J. Crew, the first major retailer to succumb to the pandemic, shelled out $12 million to its debtors counsel, Weil, Gotshal & Manges, in the 90 days prior to its Chapter 11 petition May 4. Hunton Andrews Kurth and Milbank are also involved in the bankruptcy, as local counsel and counsel to members of an ad hoc lenders' committee, respectively. None of the firms has filed a monthly fee statement for work they have completed since the filing.

Latham is representing health retailer GNC, which filed for bankruptcy June 23 in the District of Delaware. Latham has been counseling GNC since the end of 2018, it said in court filings, and the firm received $10.2 million for work in the 90 days prior to the filing. Partners are charging $1,120 to $1,680 per hour; counsel are charging $1,085 to $1,560; associates are charging $590 to $1,105; professional staff are charging $250 to $850; and paralegals are charging $250 to $540. GNC has also paid the firm a $500,000 evergreen retainer, according to court documents.

GNC co-debtors counsel Young Conaway Stargatt & Taylor, whose lawyers are billing $400 to $970 per hour, received $1.14 million for work in the 90 days prior to the Chapter 11 filing, and to replenish its retainer.

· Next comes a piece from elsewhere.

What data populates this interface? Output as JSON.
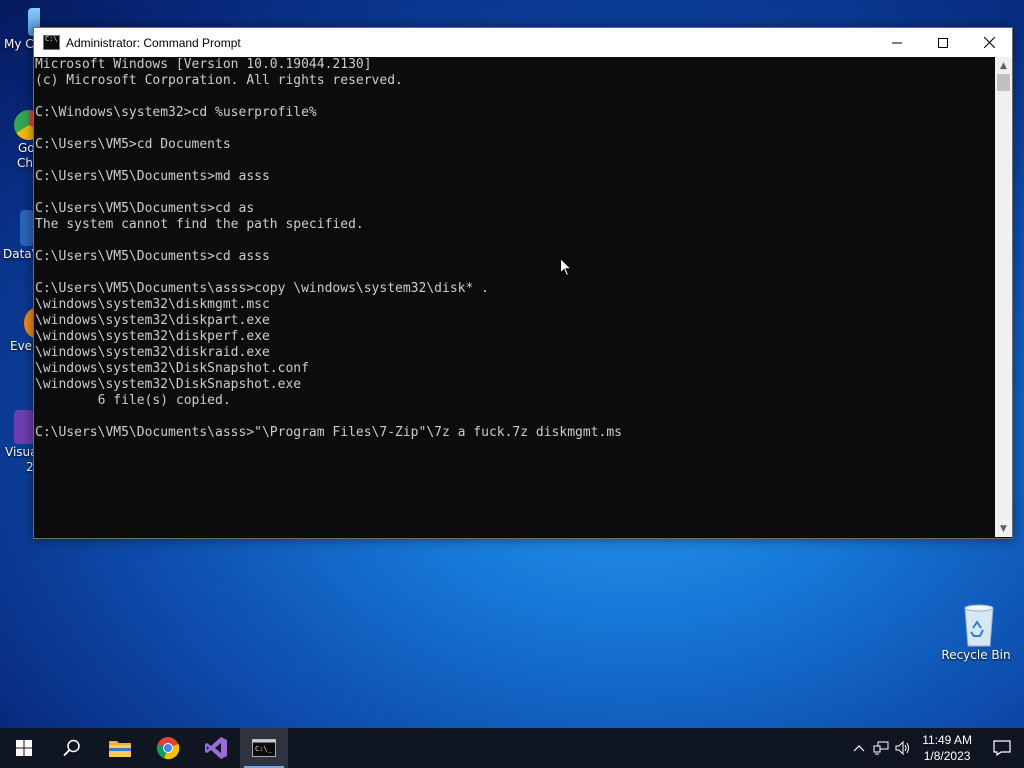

In comparatively smaller Chapter 11 proceedings, discount retailer Tuesday Morning, which filed for Chapter 11 protection May 27 in the Northern District of Texas, has paid debtor's counsel Haynes and Boone more than $1.2 million in prefiling fees, along with a $507,500 retainer, according to court documents. Lawyers on the case are charging much less than their bankruptcy counterparts at Kirkland, Weil and others: two partners are charging $875 and $1,025 per hour; counsel are charging $700 per hour; entry-level associates are charging $460 per hour; and paralegals are charging $385 per hour.